Allah Subhanahu wa Ta’ala berfirman, ’Jika hamba-Ku berniat mengerjakan kebaikan, maka Aku menuliskan baginya satu kebaikan selagi ia tidak mengerjakannya. Jika ia sudah mengerjakannya, Aku menuliskan baginya sepuluh kali kebaikannya itu. Jika ia berniat mengerjakan kesalahan, maka Aku mengampuninya selagi ia tidak mengerjakannya. Jika ia sudah mengerjakan kesalahan tersebut, maka Aku menulisnya sebagai satu kesalahan yang sama.” Rasulullah Shallallahu ‘alaihi wa sallam bersabda, ”Para malaikat berkata, ’Wahai Rabb-ku, itu hamba-Mu ingin mengerjakan kesalahan –Dia lebih tahu tentang hamba-Nya-.’ Allah berfirman, ’Pantaulah dia. Jika ia mengerjakan kesalahan tersebut, tulislah sebagai satu kesalahan yang sama untuknya. Jika ia meninggalkan kesalahan tersebut, tulislah sebagai kebaikan untuknya, karena ia meninggalkan kesalahan tersebut karena takut kepada-Ku.’” Rasulullah Shallallahu ‘alaihi wa sallam bersabda, ”Jika salah seorang dari kalian memperbaiki keislamannya, maka setiap kebaikan yang dikerjakannya ditulis dengan sepuluh kebaikan yang sama hingga tujuh ratus kali lipat dan setiap kesalahan yang dikerjakannya ditulis dengan satu kesalahan yang sama hingga ia bertemu Allah.” (HR. Muslim no. 129)

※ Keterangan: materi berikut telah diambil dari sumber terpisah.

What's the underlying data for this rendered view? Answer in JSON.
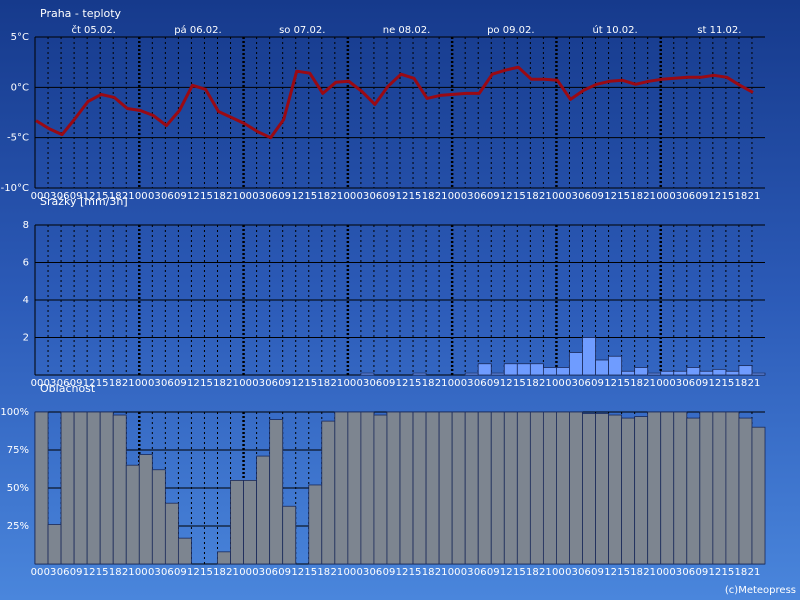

Hadits diatas memberi gambaran kepada kita bahwa amal kebaikan baru dalam bentuk niat saja sudah mendapat pahala, terlebih jika kebaikan itu ditunaikan, Allah Ta’ala berikan ganjaran berlipat kali, ini menandakan bahwa tidak akan pernah manusia itu akan mendapat kerugian dalam segala bentuk amal kebaikan yang diniatkan ikhlas karena Allah.
Belum lagi terhitung ketika berbagai bentuk amal ke sholihan, seperti tilawah Alquran, sholat, zakat, sedekah, shaum dan lain-lain. Termasuk didalamnya melaksanakan semua perintah syariat dengan ikhlas dan hanya mengharap wajah Allah, maka balasannya tidak lain adalah surga, dan itu keberuntungan yang tak pernah akan merugi selamanya.
Allah Ta’ala, berfirman:
وَالْوَزْنُ يَوْمَئِذٍ الْحَقُّ ۚ فَمَنْ ثَقُلَتْ مَوٰزِينُهُۥ فَأُولٰٓئِكَ هُمُ الْمُفْلِحُونَ
“Timbangan pada hari itu (menjadi ukuran) kebenaran. Maka, barang siapa berat timbangan (kebaikan)nya, mereka itulah orang yang beruntung,” (QS. Al-A’raf 7: Ayat 8)
وَمَنْ خَفَّتْ مَوٰزِينُهُۥ فَأُولٰٓئِكَ الَّذِينَ خَسِرُوٓا أَنْفُسَهُمْ بِمَا كَانُوا بِئَايٰتِنَا يَظْلِمُونَ
“dan barang siapa ringan timbangan (kebaikan)nya, maka mereka itulah orang yang telah merugikan dirinya sendiri, karena mereka mengingkari ayat-ayat Kami.” (QS. Al-A’raf 7: Ayat 9)
Ibnu Rajab menjelaskan dengan membawakan perkataan salaf lainnya, ”Balasan dari amalan kebaikan adalah amalan kebaikan selanjutnya. Barangsiapa melaksanakan kebaikan lalu melanjutkan dengan kebaikan lainnya, maka itu adalah tanda diterimanya amalan yang pertama. Begitu pula barangsiapa yang melaksanakan kebaikan, namun malah dilanjutkan dengan amalan kejelekan, maka ini adalah tanda tertolaknya atau tidak diterimanya amalan kebaikan yang telah dilakukan.” (Latho-if Al Ma’arif, Ibnu Rajab Al Hambali)
Oleh sebab itu siapa saja yang di dalam pangkal fitrahnya belum didapati sifat baik dan ingin beramal baik misalnya, maka hendaklah ia memaksakan diri berbuat baik, barang siapa yang tidak diciptakan memiliki sifat rendah hati, hendaklah ia berusaha keras bersifat rendah hati sampai terbiasa.
Begitu dan seterusnya, ketika belum terbiasa baca dan menghafal Alquran berusahalah untuk dipaksa, agar terbiasa. Demikian pula mengenai sifat-sifat yang lain, harus diterapi dengan melakukan kebalikannya sampai tujuan baik tercapai. Dengan cara melaksanakan kebaikan kebaikan secara kontinyu dan melawan syahwat hawa nafsu dengan terus-menerus, sehingga segalanya menjadi biasa dan terbiasa.